A few weeks ago, I did a two-part blog series on triglycerides. I mentioned that omega-3 fatty acids are helpful in lowering triglyceride levels. I decided to devote an entire blog entry (or two or three) to these unique but popular fats, as friends, family members, and colleagues are constantly asking me about them.
Fish oils are technically called omega-3 fatty acids, which are types of polyunsaturated fatty acids (PUFAs, for short). There are two subclasses of PUFAs—omega-3 fatty acids and omega-6 fatty acids. Both subclasses are called essential fatty acids because the body can’t make them and must obtain them from dietary sources.
Linoleic, gamma-linolenic, and arachidonic acids are omega-6 fatty acids. Sources of omega-6s include corn oil, sunflower seed oil, and soybean oil. Eicosapentaenoic (EPA), docosahexaenoic (DHA) and alpha-linolenic (LNA) acids are the omega-3s. EPA and DHA are the fatty acids found in fish and other seafood. LNA is found in plant foods, including flaxseed, walnuts, and canola oil, and is converted to EPA and DHA after ingestion.
Our bodies need both omega-6s and omega-3s, but the typical American diet is too heavy on the omega-6s. The ideal balance is 4 parts omega-6 to 1 part omega-3, but “Westernized” diets can be as high as 16 parts omega-6 to 1 part omega-3. A diet too heavy in omega-6 fatty acids has been linked to heart disease, certain types of cancer, and some autoimmune and inflammatory conditions.
So, what’s up with omega-3s, or fish oils? Well, if you keep up with the latest health news, it may seem like every few months we’re hearing more and more about how helpful and healthful these fats are. In fact, fish oils are so good for us that even the American Heart Association has jumped on the bandwagon as far as recommending that pretty much everyone aim to fit these oils into their eating plan. Let’s look more closely at what fish oils have to offer:
- Heart disease: Several large population studies show that consuming fish on a regular basis (at least once a week) can protect both men and women from getting heart disease. Also, a recent study published in the medical journal The Lancet found that people who take statin drugs to lower their cholesterol levels along with a fish oil supplement have fewer heart problems, such as heart attack, sudden cardiac death, and unstable angina, than those just taking a statin alone.
- Triglycerides: Consuming approximately 4 grams of fish oils each day can lower triglyceride levels by up to 30%. In addition, LDL cholesterol may be lowered by up to 10%.
- Arrhythmias: Fish oils can reduce the frequency of cardiac arrhythmias, or irregular heartbeat. Consequently, they can lower the risk of sudden cardiac death.

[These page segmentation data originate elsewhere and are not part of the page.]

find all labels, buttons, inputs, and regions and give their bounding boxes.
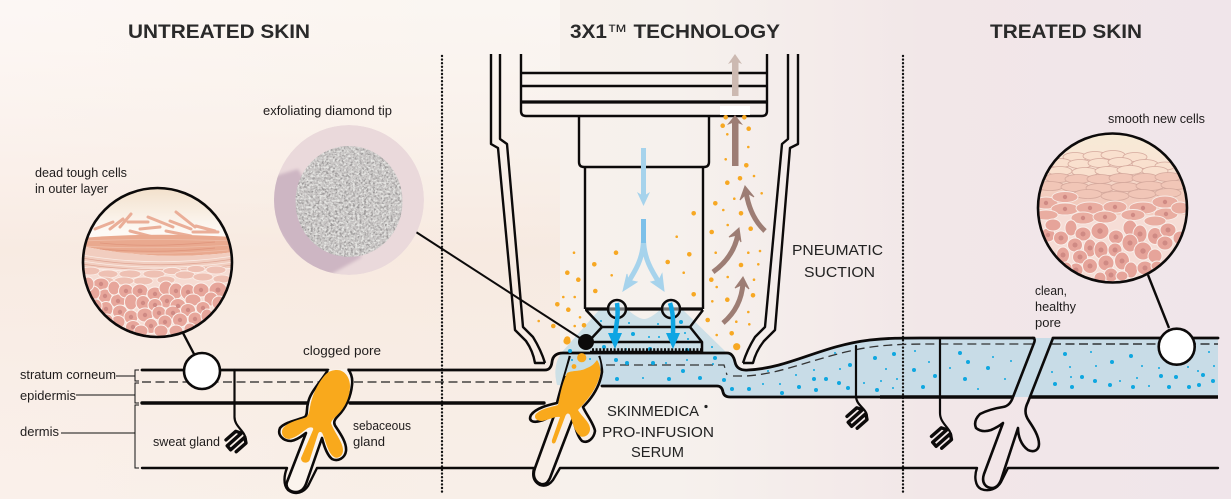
arrow: upward suction (727, 115, 743, 166)
device head (521, 54, 767, 309)
callout dot: untreated (184, 353, 220, 389)
label: dermis: dermis (20, 425, 59, 439)
skin layer lines (142, 338, 1218, 493)
label: clean healthy pore (1035, 284, 1077, 330)
label: dead tough cells: dead tough cells (35, 166, 127, 180)
diamond tip photo (268, 125, 424, 277)
label: SkinMedica serum: SKINMEDICA (607, 403, 699, 420)
arrow: curved suction top (740, 186, 765, 231)
label: clean healthy pore: healthy (1035, 300, 1077, 314)
sweat gland: treated (932, 338, 952, 448)
magnifier: untreated skin (80, 185, 236, 342)
blue serum dots (568, 320, 1215, 395)
magnifier: treated skin (1034, 130, 1191, 287)
exfoliating tip (586, 300, 703, 352)
label: clean healthy pore: clean, (1035, 284, 1067, 298)
clogged pore gland: centre (530, 353, 602, 484)
connector: treated magnifier (1148, 275, 1169, 328)
round cells (1041, 219, 1187, 284)
label: stratum corneum: stratum corneum (20, 368, 116, 382)
arrow: curved suction lower (723, 277, 749, 323)
device outer walls (491, 54, 798, 363)
flat cells (80, 266, 231, 285)
orange debris particles (537, 115, 763, 350)
connector: untreated magnifier (183, 333, 194, 354)
sweat gland: centre (847, 346, 867, 428)
label: sebaceous gland: sebaceous (353, 419, 411, 433)
clean pore gland: treated (975, 338, 1053, 488)
heading: treated skin: TREATED SKIN (990, 21, 1142, 43)
label: dead tough cells (35, 166, 127, 196)
arrow: serum blue left (608, 303, 622, 349)
clogged pore gland: untreated (279, 369, 352, 492)
label: sebaceous gland: gland (353, 435, 385, 449)
label: clean healthy pore: pore (1035, 316, 1061, 330)
arrow: serum blue right (666, 303, 680, 349)
label: SkinMedica serum: PRO-INFUSION (602, 424, 714, 441)
arrow: faded upward suction (728, 54, 742, 96)
arrow: curved suction middle (713, 228, 741, 272)
heading: untreated skin: UNTREATED SKIN (128, 21, 310, 43)
label: sweat gland: sweat gland (153, 435, 220, 449)
label: epidermis: epidermis (20, 389, 76, 403)
divider: left (441, 56, 443, 495)
label: SkinMedica serum: SERUM (631, 444, 684, 461)
round cells (82, 277, 227, 340)
scale cells (1048, 150, 1175, 176)
label: SkinMedica serum (602, 403, 714, 461)
serum layer (555, 309, 1218, 397)
flat nucleated cells (1034, 192, 1189, 226)
arrow: light blue split (623, 220, 664, 291)
device handpiece (491, 54, 798, 363)
pointer dot (578, 334, 594, 350)
label: clogged pore: clogged pore (303, 344, 381, 358)
divider: right (902, 56, 904, 495)
arrow: light blue down (637, 148, 650, 206)
label: smooth new cells: smooth new cells (1108, 112, 1205, 126)
label: pneumatic suction (792, 242, 883, 281)
callout dot: treated (1159, 329, 1195, 365)
sweat gland: untreated (226, 370, 246, 452)
label: dead tough cells: in outer layer (35, 182, 108, 196)
heading: 3X1 technology: 3X1™ TECHNOLOGY (570, 21, 780, 43)
label: sebaceous gland (353, 419, 411, 449)
label: pneumatic suction: PNEUMATIC (792, 242, 883, 259)
label: pneumatic suction: SUCTION (804, 264, 875, 281)
layer brackets (61, 370, 139, 468)
pointer line: diamond tip (416, 232, 586, 342)
dead flakes (95, 212, 218, 237)
label: diamond tip: exfoliating diamond tip (263, 104, 392, 118)
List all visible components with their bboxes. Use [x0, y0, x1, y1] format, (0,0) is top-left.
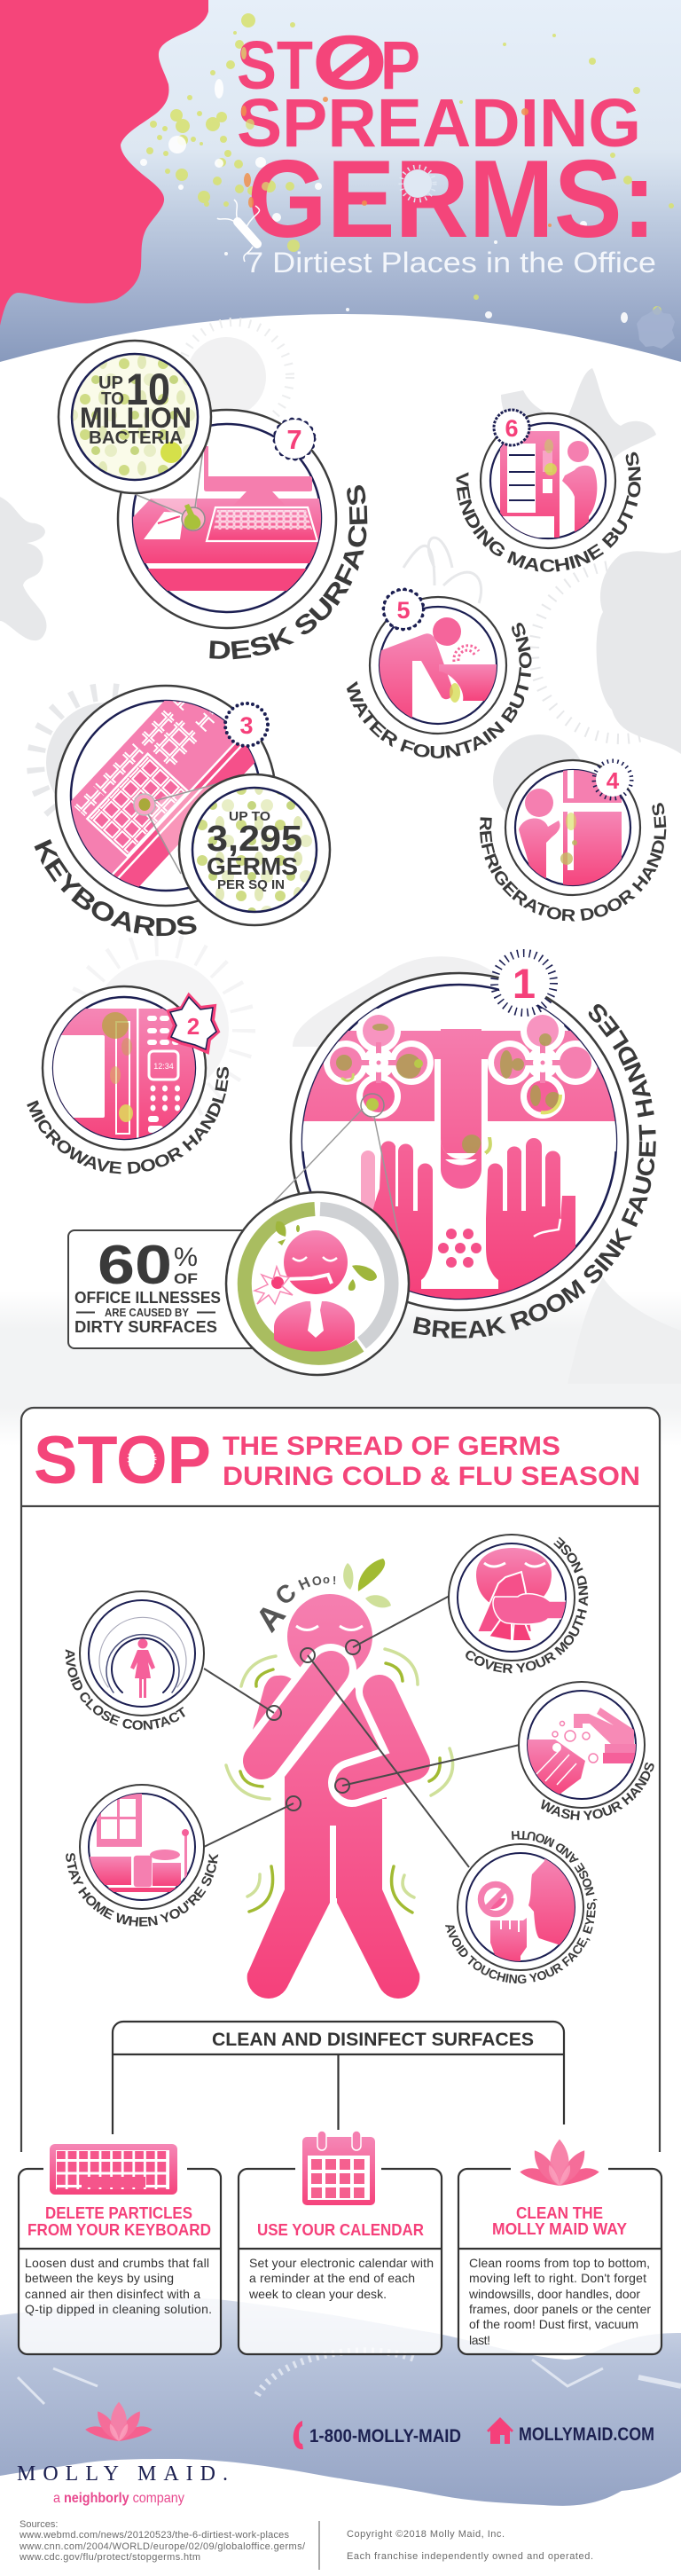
green drops — [352, 1265, 377, 1281]
eyes — [296, 1626, 363, 1630]
clean and disinfect bracket: CLEAN AND DISINFECT SURFACES — [212, 2030, 534, 2050]
badge 3 — [225, 703, 268, 746]
card: delete particles from your keyboard: Loosen dust and crumbs that fall — [25, 2256, 209, 2270]
bottom band and wrist — [410, 1289, 514, 1299]
icon: keyboard — [50, 2144, 177, 2195]
callout: 10 million bacteria: TO — [101, 389, 124, 409]
sources — [19, 2519, 306, 2563]
ring chart 60/40 — [245, 1209, 391, 1358]
icon: calendar — [302, 2131, 375, 2205]
sources: www.cnn.com/2004/WORLD/europe/02/09/globaloffice.germs/ — [19, 2541, 306, 2552]
title line: STOP: O — [312, 20, 387, 106]
sick face — [284, 1230, 348, 1294]
badge 7 — [275, 420, 314, 459]
card: clean the molly maid way: windowsills, door handles, door — [468, 2287, 640, 2301]
tip: avoid close contact: AVOID CLOSE CONTACT — [66, 1649, 185, 1730]
card: clean the molly maid way: MOLLY MAID WAY — [492, 2220, 627, 2238]
label: BREAK ROOM SINK FAUCET HANDLES — [413, 1004, 656, 1338]
bacterium — [217, 200, 260, 262]
stat box: 60 percent: ARE CAUSED BY — [105, 1307, 190, 1319]
card: clean the molly maid way: Clean rooms from top to bottom, — [469, 2256, 650, 2270]
stat box: 60 percent: OF — [174, 1270, 198, 1287]
tip: wash your hands: WASH YOUR HANDS — [541, 1762, 654, 1820]
callout: 3,295 germs: PER SQ IN — [217, 877, 285, 892]
drain holes — [438, 1229, 481, 1268]
panel heading: STOP — [34, 1423, 211, 1498]
card: use your calendar: Set your electronic calendar with — [249, 2256, 434, 2270]
badge 6: 6 — [505, 415, 519, 442]
title line: STOP: ST — [237, 27, 313, 104]
tip: cover your mouth and nose: COVER YOUR MOUTH AND NOSE — [466, 1536, 589, 1673]
pale background germs — [0, 322, 681, 1446]
stat box: 60 percent: OFFICE ILLNESSES — [74, 1289, 221, 1307]
card: use your calendar: USE YOUR CALENDAR — [257, 2221, 424, 2239]
title line: STOP: P — [380, 27, 420, 104]
copyright: Each franchise independently owned and operated. — [347, 2551, 593, 2562]
stat box: 60 percent — [68, 1230, 272, 1348]
wave germ decoration — [18, 2351, 681, 2404]
footer logo: lotus — [85, 2402, 153, 2441]
card: clean the molly maid way: frames, door panels or the center — [469, 2302, 651, 2316]
item 7: desk surfaces — [57, 339, 367, 660]
badge 2: 2 — [187, 1013, 200, 1040]
bottom wave background — [0, 2297, 681, 2506]
section: stop the spread panel — [21, 1408, 660, 2152]
callout: 10 million bacteria: MILLION — [80, 402, 192, 434]
card: delete particles from your keyboard: FROM YOUR KEYBOARD — [27, 2221, 211, 2239]
icon: house — [487, 2417, 513, 2444]
stat box: 60 percent: % — [174, 1243, 198, 1272]
footer tagline: a neighborly company — [53, 2491, 184, 2506]
faucet handles — [324, 1009, 598, 1119]
badge 2 — [168, 995, 218, 1052]
sneeze particles — [140, 13, 675, 349]
card: use your calendar: week to clean your desk. — [248, 2287, 387, 2301]
sneeze text: A — [249, 1597, 294, 1639]
sneeze text: C — [270, 1578, 301, 1610]
phone number: 1-800-MOLLY-MAID — [309, 2426, 461, 2446]
card: clean the molly maid way: CLEAN THE — [516, 2204, 603, 2222]
copyright: Copyright ©2018 Molly Maid, Inc. — [347, 2529, 505, 2540]
card: use your calendar: a reminder at the end of each — [249, 2271, 415, 2285]
torso — [285, 1687, 387, 1898]
badge 5 — [384, 590, 423, 629]
label: WATER FOUNTAIN BUTTONS — [346, 623, 532, 758]
badge 1: 1 — [513, 960, 536, 1007]
desk scene — [133, 446, 323, 591]
card: clean the molly maid way: last! — [469, 2333, 490, 2347]
item 6: vending machine buttons — [456, 408, 641, 572]
card: delete particles from your keyboard: canned air then disinfect with a — [25, 2287, 200, 2301]
tip: stay home when sick — [66, 1784, 218, 1927]
shoulders and tie — [274, 1301, 355, 1352]
label: REFRIGERATOR DOOR HANDLES — [479, 803, 667, 922]
white wave under header — [0, 314, 681, 1419]
badge 1 — [496, 954, 552, 1011]
tip: avoid touching face: AVOID TOUCHING YOUR FACE, EYES, NOSE AND MOUTH — [445, 1831, 598, 1983]
label: KEYBOARDS — [34, 839, 197, 937]
card: clean the molly maid way: of the room! Dust first, vacuum — [469, 2317, 638, 2331]
stat box: 60 percent: DIRTY SURFACES — [74, 1318, 217, 1336]
card: clean the molly maid way — [458, 2140, 661, 2354]
sneeze text: ! — [333, 1574, 336, 1587]
title germ splats — [217, 47, 552, 262]
card: delete particles from your keyboard: Q-tip dipped in cleaning solution. — [25, 2302, 212, 2316]
stat box: 60 percent: 60 — [98, 1235, 172, 1296]
callout: 10 million bacteria: UP — [98, 373, 123, 393]
panel heading — [34, 1423, 640, 1498]
connector lines and nodes — [204, 1596, 520, 1867]
left shoulder behind arm — [253, 1676, 292, 1730]
item 4: refrigerator door handles — [479, 759, 667, 922]
keyboard illustration — [71, 701, 255, 887]
sneeze text: o — [323, 1573, 330, 1586]
label: MICROWAVE DOOR HANDLES — [27, 1066, 229, 1174]
card: delete particles from your keyboard: between the keys by using — [25, 2271, 174, 2285]
callout: 3,295 germs: UP TO — [229, 809, 270, 824]
legs — [247, 1889, 330, 1999]
footer logo wordmark: MOLLY MAID. — [17, 2462, 228, 2486]
badge 5: 5 — [396, 597, 411, 624]
icon: phone — [294, 2421, 303, 2449]
badge 7: 7 — [286, 424, 302, 455]
subtitle: 7 Dirtiest Places in the Office — [246, 247, 656, 279]
title line: GERMS: GERMS: — [247, 138, 656, 261]
other arm with white outline — [352, 1692, 413, 1783]
germs on faucet — [336, 1024, 561, 1154]
callout: 3,295 germs — [179, 774, 330, 925]
badge 4 — [595, 762, 630, 797]
clean and disinfect bracket — [113, 2022, 564, 2134]
card: delete particles from your keyboard — [19, 2144, 221, 2354]
callout: sick worker with ring — [226, 1192, 409, 1375]
sneeze text: O — [310, 1573, 323, 1589]
badge 4: 4 — [607, 767, 620, 794]
callout: 3,295 germs: GERMS — [207, 852, 298, 880]
card: delete particles from your keyboard: DELETE PARTICLES — [45, 2204, 192, 2222]
sources: Sources: — [20, 2519, 58, 2530]
sink scene — [301, 1009, 621, 1304]
callout: 10 million bacteria: 10 — [126, 365, 170, 414]
copyright — [347, 2529, 593, 2562]
title — [237, 20, 656, 279]
sneezing figure — [226, 1559, 453, 1999]
raised arm with white outline — [262, 1669, 331, 1761]
callout: 10 million bacteria — [59, 341, 211, 493]
circle frame — [118, 410, 336, 628]
panel heading: THE SPREAD OF GERMS — [223, 1432, 560, 1461]
basin crescent — [441, 1159, 481, 1189]
title line: STOP — [237, 20, 420, 106]
green sneeze drops — [358, 1559, 385, 1591]
badge 6 — [494, 410, 529, 445]
card: use your calendar — [239, 2131, 442, 2354]
label: DESK SURFACES — [209, 485, 367, 660]
tip: wash your hands — [518, 1681, 654, 1820]
head — [287, 1594, 372, 1679]
callout: 3,295 germs: 3,295 — [207, 818, 302, 859]
sources: www.webmd.com/news/20120523/the-6-dirtiest-work-places — [19, 2530, 289, 2541]
left hand — [361, 1141, 433, 1294]
tip: stay home when sick: STAY HOME WHEN YOU'RE SICK — [66, 1853, 218, 1927]
motion swooshes — [226, 1649, 453, 1912]
icon: lotus — [520, 2140, 599, 2186]
callout: 10 million bacteria: BACTERIA — [89, 428, 183, 448]
tip: avoid close contact — [66, 1590, 205, 1730]
item 3: keyboards — [34, 685, 332, 937]
callout leader lines — [135, 444, 204, 514]
right hand — [485, 1138, 575, 1304]
item 5: water fountain buttons — [346, 587, 532, 758]
badge 3: 3 — [239, 712, 254, 739]
card: clean the molly maid way: moving left to right. Don't forget — [469, 2271, 646, 2285]
item 2: microwave door handles — [27, 985, 229, 1174]
sneeze text: H — [296, 1574, 313, 1594]
title line: SPREADING: SPREADING — [237, 85, 641, 161]
panel heading: DURING COLD & FLU SEASON — [223, 1462, 640, 1491]
item 1: break room sink faucet handles — [271, 949, 656, 1338]
website: MOLLYMAID.COM — [519, 2424, 654, 2445]
pink head silhouette sneezing — [0, 0, 208, 326]
sources: www.cdc.gov/flu/protect/stopgerms.htm — [19, 2552, 200, 2563]
item 2: microwave door handles: 12:34 — [153, 1062, 174, 1071]
header sky background — [0, 0, 681, 373]
label: VENDING MACHINE BUTTONS — [456, 452, 641, 572]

- Blood pressure: Fish oils seem to play a role in moderately lowering blood pressure (but don’t stop taking your blood pressure drugs).
- Depression: Supplementation with 3–4 grams of fish oils, especially EPA, has been shown to decrease symptoms of depression.
- Crohn disease: Fish oils appear to have anti-inflammatory properties, and there’s some evidence that they can help reduce the symptoms of this inflammatory bowel disease.
- Rheumatoid arthritis: A handful of studies have found that taking at least 3 grams of fish oils daily can reduce symptoms of rheumatoid arthritis (another type of inflammatory condition), including stiffness and swollen, tender joints.